Local MP helps pass Autism Bill

February 27, 2009 6:19 PM
mark

Mark spoke out in support of the Bill in the House of Commons

This morning in the House of Commons, Mark Hunter MP for the Cheadle Constituency spoke out and voted in support of the new Private Members Bill on Autism.

The Bill would improve services for people with Autism and their carers. It includes measures to make councils gather data on the number of people with autism to better plan and co-ordinate services and help ensure consistency of approach for children and adults. It also places a duty on local authorities and NHS bodies to fulfil their responsibilities towards people with autism.

The Autism Bill, which has attracted cross party support, was introduced in Parliament as a Private Member's Bill by Conservative MP Cheryl Gillan after she came top of the ballot of MPs hoping to introduce bills into Parliament this year. Mr Hunter pledged last October that if he had won the ballot he would sponsor the Bill, after being contacted by constituents with autistic children who were concerned about a lack of adequate services. Mr Hunter also visited Aspirations a local centre (based in Stretford) for young people with autism spectrum disorder to see how local services can help to support them and their families.

Today saw the Bill's second reading debate in Parliament - it has three more stages to pass before it becomes law.

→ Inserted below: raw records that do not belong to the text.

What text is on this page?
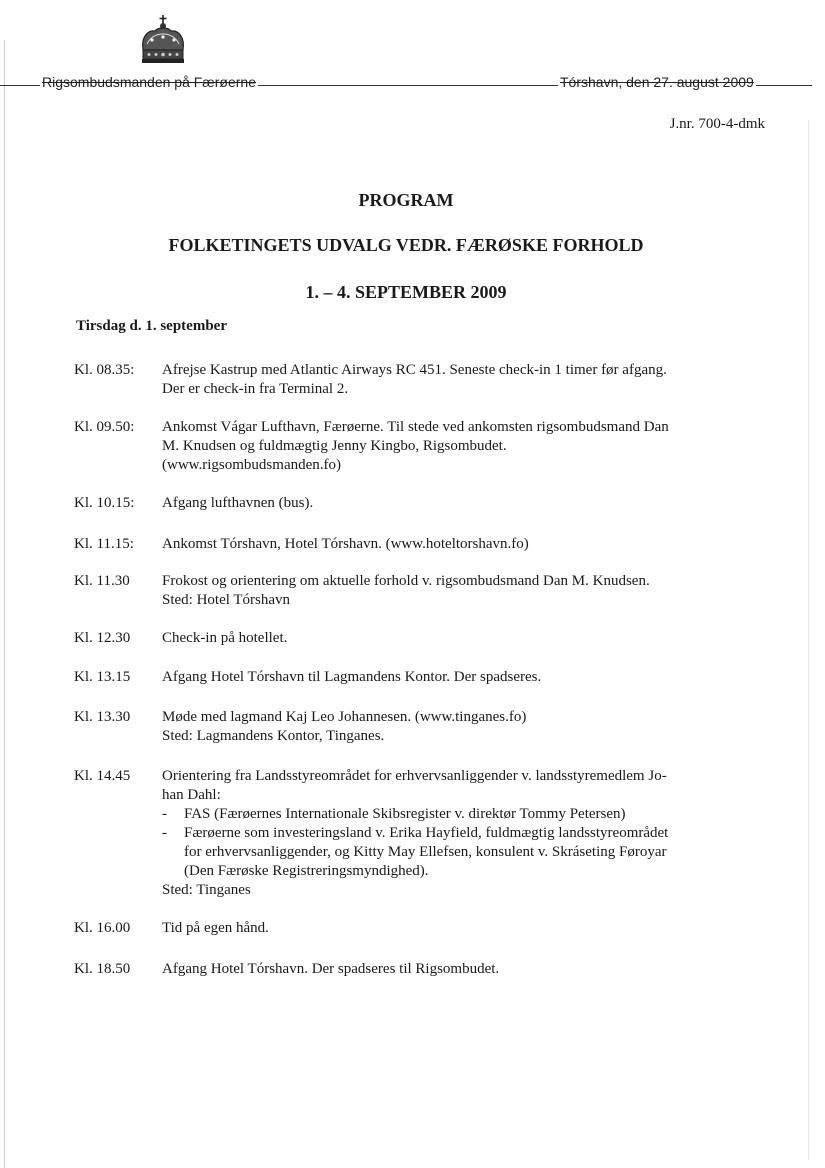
Rigsombudsmanden på Færøerne	Tórshavn, den 27. august 2009
J.nr. 700-4-dmk
PROGRAM
FOLKETINGETS UDVALG VEDR. FÆRØSKE FORHOLD
1. – 4. SEPTEMBER 2009
Tirsdag d. 1. september
Kl. 08.35: Afrejse Kastrup med Atlantic Airways RC 451. Seneste check-in 1 timer før afgang.
Der er check-in fra Terminal 2.
Kl. 09.50: Ankomst Vágar Lufthavn, Færøerne. Til stede ved ankomsten rigsombudsmand Dan
M. Knudsen og fuldmægtig Jenny Kingbo, Rigsombudet.
(www.rigsombudsmanden.fo)
Kl. 10.15: Afgang lufthavnen (bus).
Kl. 11.15: Ankomst Tórshavn, Hotel Tórshavn. (www.hoteltorshavn.fo)
Kl. 11.30 Frokost og orientering om aktuelle forhold v. rigsombudsmand Dan M. Knudsen.
Sted: Hotel Tórshavn
Kl. 12.30 Check-in på hotellet.
Kl. 13.15 Afgang Hotel Tórshavn til Lagmandens Kontor. Der spadseres.
Kl. 13.30 Møde med lagmand Kaj Leo Johannesen. (www.tinganes.fo)
Sted: Lagmandens Kontor, Tinganes.
Kl. 14.45 Orientering fra Landsstyreområdet for erhvervsanliggender v. landsstyremedlem Jo-
han Dahl:
- FAS (Færøernes Internationale Skibsregister v. direktør Tommy Petersen)
- Færøerne som investeringsland v. Erika Hayfield, fuldmægtig landsstyreområdet
for erhvervsanliggender, og Kitty May Ellefsen, konsulent v. Skráseting Føroyar
(Den Færøske Registreringsmyndighed).
Sted: Tinganes
Kl. 16.00 Tid på egen hånd.
Kl. 18.50 Afgang Hotel Tórshavn. Der spadseres til Rigsombudet.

During the debate the Government pledged to introduce similar measures to improve autism services though they decided they would not support the Bill being passed in its current form. Despite Government opposition the Bill was passed by a significant majority.

Speaking after the vote Mark Hunter MP said; "This vote was a landmark victory for all those who have long campaigned for autism services to be improved.

"At the moment Autism services are a postcode lottery leaving some people with autism isolated and neglected. This is not a political issue but one that affects people from across every constituency. Too often people with autism are overlooked and adequate services not provided because data on the number of people is not clear or services between councils and PCTs aren't co-ordinated. This Bill is a real chance to make sure that the lives of people with autism and their families are transformed.

"I'm very glad that the Government is putting forward proposals to improve autism services and I welcome the commitment they have made to take forward the provisions in this bill. As the Minister made clear during the debate that he agreed with the major objectives of the Bill, it's a mystery as to why the Government themselves were not prepared from the outset to support it."